Mishima, who desires so ardently the void as the only heightened form of life, flings himself upon death. He has left a suicide note: “Human life is short, but I want to live forever.” Yourcenar follows the final hours, so far as possible, through a record left by a series of photographs. Political to the end Mishima goes to harangue the troops that he has caused to be assembled, to witness, as it were, the final act. The bloody rite of seppuku, ritual self-disembowelment, takes place on the floor of the commandant’s office. Mishima is beheaded by his companion in death, who in his turn is beheaded by another member of the group.

The image that Yourcenar leaves with us is less bloody, but more final. Two severed heads stand side by side upon a carpet, two objects already quasi-inorganic. An immense wave seems to have deposited them here, for a moment they lie upon dry sand. They will be returned to earth, and to the sea.

*  *  *  *  *  *  *

As this essay should have made clear, Mishima and the Vision of the Void breaks new ground. In an extraordinarily subtle way this study has enabled Yourcenar to compare two cultures, that of the West and of Japan. Two Lives and a Dream, now also translated and issued by her American publishers, is of quite a different sort. It consists of three pieces of short fiction, the first totally different in feeling and style from the last two.

The first, Anna Soror, is an early work, in the great tradition of her Coup de Grâce. Yourcenar, with her custom of rewriting, rescuing, as it were, early efforts that she feels to be no longer viable, has wisely changed barely a word of this suberb story of love between brother and sister. It could, of course, stand alone, and the author might well have permitted it to do so. She has, however, added a postscript of considerable literary interest, including a very honest admission of her doubt that she would have been able today so completely to enter these characters of her own creation.

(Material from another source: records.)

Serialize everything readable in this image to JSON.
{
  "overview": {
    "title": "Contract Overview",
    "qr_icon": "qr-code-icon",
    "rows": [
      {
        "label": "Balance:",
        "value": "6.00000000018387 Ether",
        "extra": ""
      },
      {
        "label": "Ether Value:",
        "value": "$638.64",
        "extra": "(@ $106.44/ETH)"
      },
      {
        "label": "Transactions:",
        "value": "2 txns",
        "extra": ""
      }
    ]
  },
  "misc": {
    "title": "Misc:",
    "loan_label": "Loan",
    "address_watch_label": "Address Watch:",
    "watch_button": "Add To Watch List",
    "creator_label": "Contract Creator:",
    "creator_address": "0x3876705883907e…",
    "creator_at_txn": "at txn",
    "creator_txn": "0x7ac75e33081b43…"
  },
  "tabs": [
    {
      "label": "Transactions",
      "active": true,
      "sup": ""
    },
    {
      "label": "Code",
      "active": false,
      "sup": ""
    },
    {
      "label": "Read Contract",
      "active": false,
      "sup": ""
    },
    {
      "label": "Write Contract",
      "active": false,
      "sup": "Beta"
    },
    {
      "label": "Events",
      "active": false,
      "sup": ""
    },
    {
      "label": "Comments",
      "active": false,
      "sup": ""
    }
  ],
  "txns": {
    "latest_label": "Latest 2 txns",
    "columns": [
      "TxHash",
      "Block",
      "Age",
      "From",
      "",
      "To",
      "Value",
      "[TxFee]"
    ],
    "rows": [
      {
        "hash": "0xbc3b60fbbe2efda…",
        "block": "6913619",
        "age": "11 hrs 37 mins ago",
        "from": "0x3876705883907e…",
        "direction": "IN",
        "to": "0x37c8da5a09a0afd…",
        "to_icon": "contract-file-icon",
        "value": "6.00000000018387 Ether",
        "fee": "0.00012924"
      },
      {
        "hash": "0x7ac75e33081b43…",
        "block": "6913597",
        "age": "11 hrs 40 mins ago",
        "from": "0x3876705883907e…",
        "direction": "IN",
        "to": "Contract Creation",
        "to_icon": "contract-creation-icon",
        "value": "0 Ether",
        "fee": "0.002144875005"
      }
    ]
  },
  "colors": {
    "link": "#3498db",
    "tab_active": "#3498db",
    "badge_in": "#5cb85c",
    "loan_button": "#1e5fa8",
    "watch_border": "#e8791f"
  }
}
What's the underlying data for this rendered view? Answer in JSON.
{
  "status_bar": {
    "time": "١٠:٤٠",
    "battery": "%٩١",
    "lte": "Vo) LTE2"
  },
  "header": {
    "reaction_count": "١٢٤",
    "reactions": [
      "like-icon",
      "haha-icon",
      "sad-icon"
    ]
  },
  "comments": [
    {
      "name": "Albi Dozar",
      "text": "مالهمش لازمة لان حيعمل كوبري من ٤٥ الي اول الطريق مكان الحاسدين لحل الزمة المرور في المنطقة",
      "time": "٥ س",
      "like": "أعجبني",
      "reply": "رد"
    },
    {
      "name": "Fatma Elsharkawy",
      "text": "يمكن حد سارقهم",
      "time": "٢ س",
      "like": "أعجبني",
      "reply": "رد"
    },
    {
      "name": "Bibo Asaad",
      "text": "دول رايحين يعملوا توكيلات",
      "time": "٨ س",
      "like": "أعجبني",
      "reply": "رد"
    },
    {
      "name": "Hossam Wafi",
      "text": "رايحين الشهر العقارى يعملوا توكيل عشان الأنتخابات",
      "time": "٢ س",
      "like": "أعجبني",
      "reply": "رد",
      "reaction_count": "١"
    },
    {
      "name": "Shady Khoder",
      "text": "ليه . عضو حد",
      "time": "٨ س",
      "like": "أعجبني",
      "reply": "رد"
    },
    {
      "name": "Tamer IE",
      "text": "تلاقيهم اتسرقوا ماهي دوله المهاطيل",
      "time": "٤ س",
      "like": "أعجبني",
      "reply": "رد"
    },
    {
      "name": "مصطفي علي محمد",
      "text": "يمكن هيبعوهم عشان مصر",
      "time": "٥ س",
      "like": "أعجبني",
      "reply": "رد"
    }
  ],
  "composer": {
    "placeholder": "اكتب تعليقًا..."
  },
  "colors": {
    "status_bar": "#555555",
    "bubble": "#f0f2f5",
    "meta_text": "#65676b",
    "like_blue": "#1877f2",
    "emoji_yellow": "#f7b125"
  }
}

The two pieces which conclude, although virtually totally rewritten in the present version, had contained from the beginning the germ of later work. Nathaniel is the forerunner of the Zeno of The Abyss. To be sure, Nathaniel is a lower keyed, less interesting Zeno, but his life, like Zeno’s, takes us on a fine tour of the 17th-century mise en scène, even as far as the New World, represented here by Yourcenar’s own Mount Desert Island, the author’s present home. Nathaniel’s death scene, in this story of a plain man, is a beautiful evocation of the tranquillity of an island beach after a storm.

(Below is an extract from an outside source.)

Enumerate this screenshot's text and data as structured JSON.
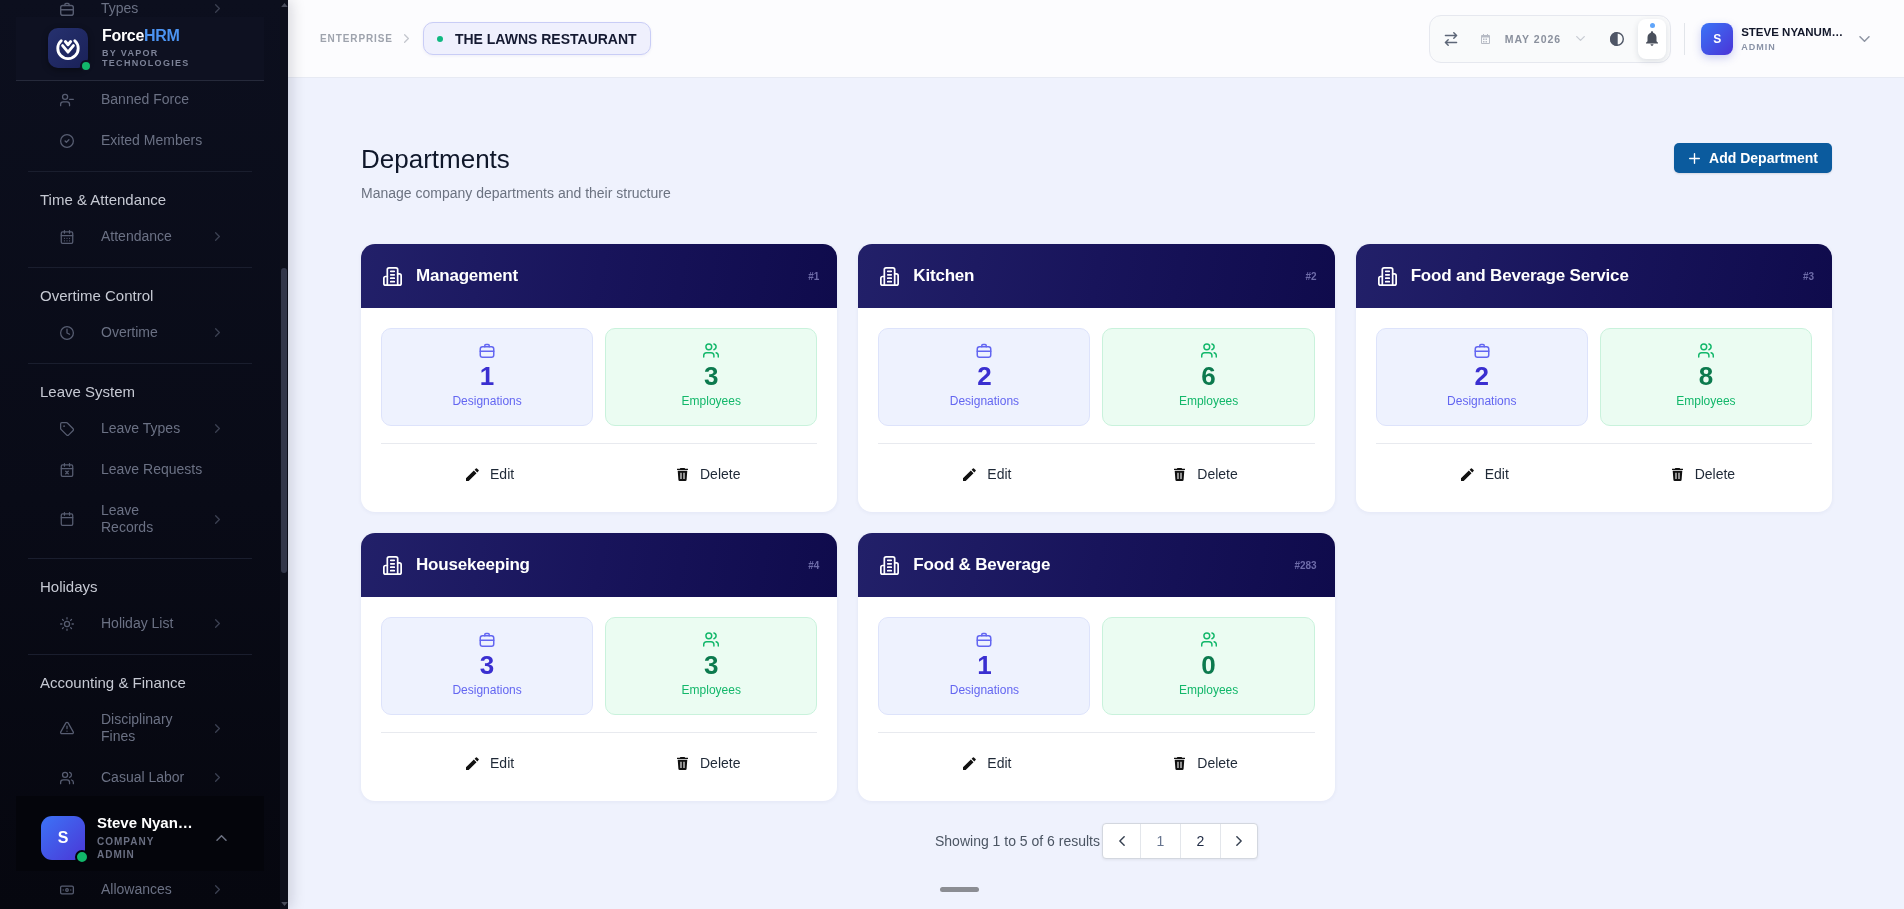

All three pieces have been put together to illustrate the flow of time. The last is a brief account of Nathaniel’s son Lazarus; it leans heavily on the boy actor’s total immersion in Shakespeare. What better way, we may ask, to deploy the seven ages of man? That the voice we hear may be Yourcenar’s rather than that of the boy Lazarus perhaps does not matter.

Finally, in connection with her study of Mishima, one should note Yourcenar’s own view of those repetitions of character that the Japanese writer interprets as reincarnations. In her postscript to Anna Soror she wonders that at age 22, before she herself had experienced passion, she had been able to enter so fully into the love of Anna and Miguel. “The phenomenon,” she says, “is really quite simple. All has been lived and relived thousands of times by those forerunners who exist still in our genes, just as we carry the thousands who one day will follow us.” In the course of this essay, at least, East and West may not be so terribly far apart.